Previous measurements of the weak mixing angle have sparked debate within the scientific community. However, the latest findings closely match predictions from the Standard Model of particle physics. Rochester graduate student Rhys Taus and postdoctoral research associate Aleko Khukhunaishvili applied new techniques to minimize the systematic uncertainties inherent in this measurement, increasing its accuracy.
Understanding the weak mixing angle sheds light on how different forces in the universe work together at the smallest scales, deepening an understanding of the fundamental nature of matter and energy.

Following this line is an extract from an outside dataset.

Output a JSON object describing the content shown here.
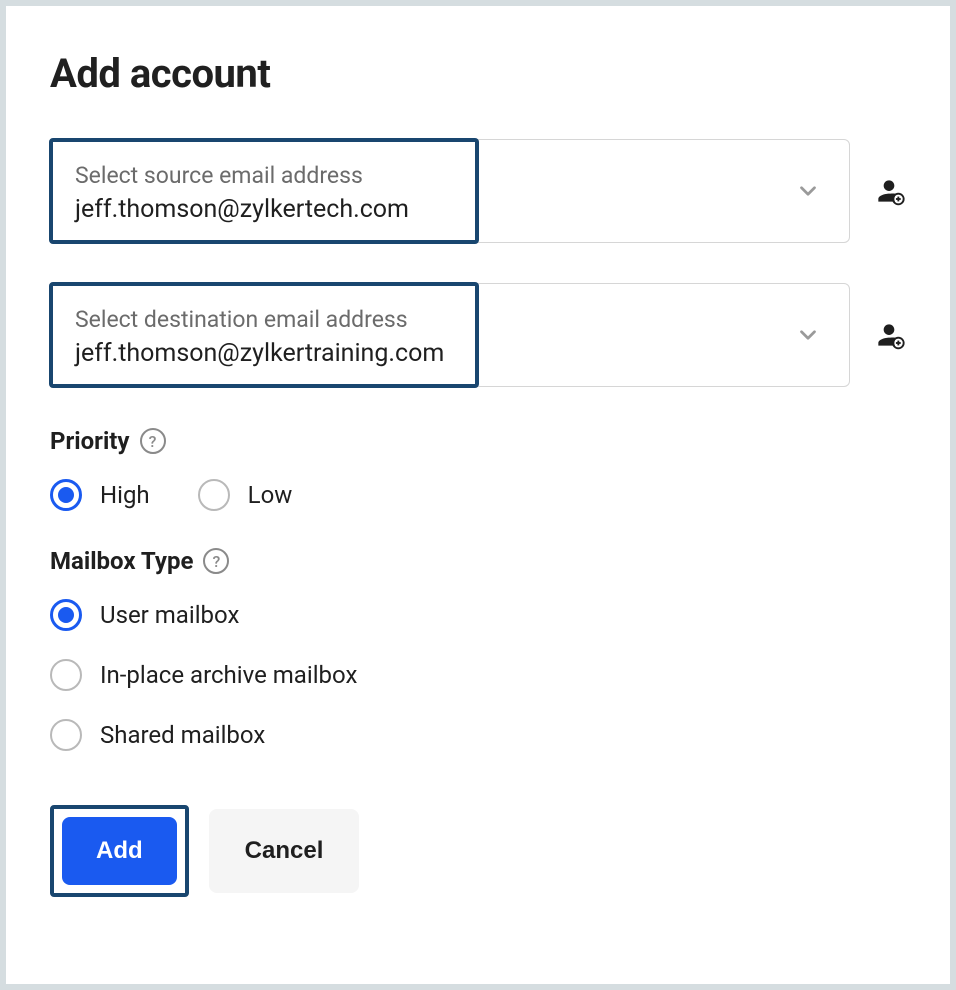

“The Rochester team has been developing innovative techniques and measuring these electroweak parameters since 2010 and then applying them to the Large Hadron Collider,” says Bodek. “These new techniques have heralded a new era of tests of the accuracy of Standard Model predictions.”
The CMS Collaboration is an international scientific collaboration responsible for the Compact Muon Solenoid (CMS) experiment at CERN’s Large Hadron Collider. Comprised of over 4,000 scientists from more than 200 institutions and 50 countries, the CMS Collaboration conducts research in high-energy physics, exploring fundamental particles and forces, including the famous discovery of the Higgs boson in 2012.